BusinessDesk reliably understands Mach will seek a 30 day delay to the vote scheduled at today’s meeting of Solid Energy creditors, allowing time to undertake due diligence and make an alternative offer to the one put together by the voluntary administrators, Korda Mentha, and the Solid Energy board.

It is understood the Mach bid would offer employees and trade creditors the same certainty of full payment as the Korda Mentha plan and would seek to buy out bank and non-trade creditors immediately, rather than offering a payment at the end of Korda Mentha’s proposed 2 1/2-year asset realisation programme.

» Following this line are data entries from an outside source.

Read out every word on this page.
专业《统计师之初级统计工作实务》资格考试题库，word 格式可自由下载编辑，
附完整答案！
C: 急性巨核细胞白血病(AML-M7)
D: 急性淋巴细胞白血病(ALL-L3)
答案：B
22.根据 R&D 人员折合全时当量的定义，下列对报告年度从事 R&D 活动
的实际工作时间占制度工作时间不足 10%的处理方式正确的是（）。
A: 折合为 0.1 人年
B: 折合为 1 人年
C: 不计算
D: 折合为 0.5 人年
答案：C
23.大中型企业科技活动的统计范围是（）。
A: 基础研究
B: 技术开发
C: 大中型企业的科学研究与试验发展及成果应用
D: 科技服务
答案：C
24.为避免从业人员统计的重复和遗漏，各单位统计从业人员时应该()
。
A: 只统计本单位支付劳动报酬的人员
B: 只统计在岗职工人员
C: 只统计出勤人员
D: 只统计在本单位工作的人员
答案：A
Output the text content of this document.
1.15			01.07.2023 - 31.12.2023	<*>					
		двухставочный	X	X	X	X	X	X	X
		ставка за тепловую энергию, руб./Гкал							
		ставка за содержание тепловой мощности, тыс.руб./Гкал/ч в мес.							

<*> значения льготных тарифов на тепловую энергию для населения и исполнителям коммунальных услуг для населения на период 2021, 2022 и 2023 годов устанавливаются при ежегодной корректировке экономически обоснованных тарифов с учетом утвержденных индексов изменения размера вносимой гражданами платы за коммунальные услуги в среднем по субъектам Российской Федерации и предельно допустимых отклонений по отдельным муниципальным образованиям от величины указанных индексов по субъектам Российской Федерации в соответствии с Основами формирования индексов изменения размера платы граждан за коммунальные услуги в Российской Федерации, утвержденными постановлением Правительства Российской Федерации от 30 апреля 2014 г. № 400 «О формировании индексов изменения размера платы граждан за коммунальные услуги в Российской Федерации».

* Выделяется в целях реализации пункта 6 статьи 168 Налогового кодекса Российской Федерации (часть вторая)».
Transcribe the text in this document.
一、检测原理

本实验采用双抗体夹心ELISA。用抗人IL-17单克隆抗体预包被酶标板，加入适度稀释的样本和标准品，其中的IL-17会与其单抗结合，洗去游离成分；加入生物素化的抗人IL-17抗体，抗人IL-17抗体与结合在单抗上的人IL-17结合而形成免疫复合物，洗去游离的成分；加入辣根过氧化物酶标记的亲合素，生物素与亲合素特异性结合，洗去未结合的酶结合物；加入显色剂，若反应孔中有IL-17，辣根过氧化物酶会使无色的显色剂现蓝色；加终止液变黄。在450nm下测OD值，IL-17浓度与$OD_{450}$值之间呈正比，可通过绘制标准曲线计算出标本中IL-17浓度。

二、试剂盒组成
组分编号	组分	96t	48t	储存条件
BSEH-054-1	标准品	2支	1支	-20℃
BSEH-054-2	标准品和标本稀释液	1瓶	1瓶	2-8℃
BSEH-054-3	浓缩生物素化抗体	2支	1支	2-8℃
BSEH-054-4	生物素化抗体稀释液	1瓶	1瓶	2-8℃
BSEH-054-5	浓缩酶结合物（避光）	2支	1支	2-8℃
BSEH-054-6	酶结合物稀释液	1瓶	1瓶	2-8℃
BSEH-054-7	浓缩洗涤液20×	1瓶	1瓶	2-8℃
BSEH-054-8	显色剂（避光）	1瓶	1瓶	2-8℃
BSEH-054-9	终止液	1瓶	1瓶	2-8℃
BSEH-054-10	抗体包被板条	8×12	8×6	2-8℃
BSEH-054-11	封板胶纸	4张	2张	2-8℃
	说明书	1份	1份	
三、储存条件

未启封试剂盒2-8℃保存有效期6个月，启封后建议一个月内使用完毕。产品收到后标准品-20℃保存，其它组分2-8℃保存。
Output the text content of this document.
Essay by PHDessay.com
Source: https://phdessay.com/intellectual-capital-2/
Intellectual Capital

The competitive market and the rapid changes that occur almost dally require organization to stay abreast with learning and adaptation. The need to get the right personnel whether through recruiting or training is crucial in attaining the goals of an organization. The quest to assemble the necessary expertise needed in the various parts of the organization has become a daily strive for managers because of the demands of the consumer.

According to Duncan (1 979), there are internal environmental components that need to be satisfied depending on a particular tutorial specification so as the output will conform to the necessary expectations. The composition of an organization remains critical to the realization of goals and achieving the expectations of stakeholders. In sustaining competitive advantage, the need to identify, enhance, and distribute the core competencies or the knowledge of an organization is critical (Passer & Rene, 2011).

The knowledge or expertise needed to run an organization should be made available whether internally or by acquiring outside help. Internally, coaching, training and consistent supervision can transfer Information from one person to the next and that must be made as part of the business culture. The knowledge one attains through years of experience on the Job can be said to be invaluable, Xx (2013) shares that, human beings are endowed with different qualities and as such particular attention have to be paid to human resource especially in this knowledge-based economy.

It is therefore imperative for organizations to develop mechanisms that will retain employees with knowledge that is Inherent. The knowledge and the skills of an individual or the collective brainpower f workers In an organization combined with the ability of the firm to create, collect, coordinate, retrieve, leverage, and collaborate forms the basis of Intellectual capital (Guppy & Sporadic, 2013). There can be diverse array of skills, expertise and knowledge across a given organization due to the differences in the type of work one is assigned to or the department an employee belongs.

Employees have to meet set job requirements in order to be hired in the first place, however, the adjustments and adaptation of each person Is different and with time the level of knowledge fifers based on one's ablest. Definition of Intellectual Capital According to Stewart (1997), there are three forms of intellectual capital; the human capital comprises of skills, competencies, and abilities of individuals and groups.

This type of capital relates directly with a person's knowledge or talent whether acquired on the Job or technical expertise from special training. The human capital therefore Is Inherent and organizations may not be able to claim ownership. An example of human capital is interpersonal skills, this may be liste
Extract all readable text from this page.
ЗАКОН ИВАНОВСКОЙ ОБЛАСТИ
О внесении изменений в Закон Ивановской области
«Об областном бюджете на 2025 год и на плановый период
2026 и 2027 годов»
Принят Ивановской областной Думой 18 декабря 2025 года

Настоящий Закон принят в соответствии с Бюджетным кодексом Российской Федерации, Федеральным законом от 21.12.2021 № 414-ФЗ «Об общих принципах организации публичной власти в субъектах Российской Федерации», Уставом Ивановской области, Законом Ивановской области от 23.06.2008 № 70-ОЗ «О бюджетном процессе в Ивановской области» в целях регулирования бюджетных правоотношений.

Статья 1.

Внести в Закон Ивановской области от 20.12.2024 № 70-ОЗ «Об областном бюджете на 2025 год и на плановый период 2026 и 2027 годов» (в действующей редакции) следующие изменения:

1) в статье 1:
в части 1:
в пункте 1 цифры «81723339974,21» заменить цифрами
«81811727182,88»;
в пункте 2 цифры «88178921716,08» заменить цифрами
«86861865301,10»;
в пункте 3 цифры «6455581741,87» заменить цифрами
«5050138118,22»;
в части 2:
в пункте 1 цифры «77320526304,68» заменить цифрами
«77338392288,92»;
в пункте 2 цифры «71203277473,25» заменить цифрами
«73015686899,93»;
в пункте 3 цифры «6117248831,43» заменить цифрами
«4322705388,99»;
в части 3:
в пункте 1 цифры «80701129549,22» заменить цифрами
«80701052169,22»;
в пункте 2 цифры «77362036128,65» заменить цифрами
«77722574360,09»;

Little is known about Mach, which was registered with the Australian Securities and Investment Commission in October last year. Its website is under construction and publicly available ASIC records give no clue to its ownership, although its backers are understood to be Asian investors looking for opportunities in the coal sector created by the global slump in coal prices that have forced Solid Energy into administration for break-up.

Korda Mentha’s proposed Deed of Company Arrangement was unveiled on Sept. 10. At that time it had the support of a wide range of banks, local authorities and creditors including KiwiRail and Fonterra, based on its potential to return between 35 cents and 40 cents in the dollar following an orderly asset realisation process, for which the banks would extend a two and a half year moratorium on debt repayments.

The Mach proposal’s capacity to match or better that deal is not known and would depend on the outcome of due diligence. However, by offering cash up-front, it might be expected to be offered at a discount to the Korda Mentha proposal, which warned that immediate liquidation of the insolvent coal miner would likely yield just 15 cents to 20 cents in the dollar.

The watershed meeting is scheduled to start at 11.30am.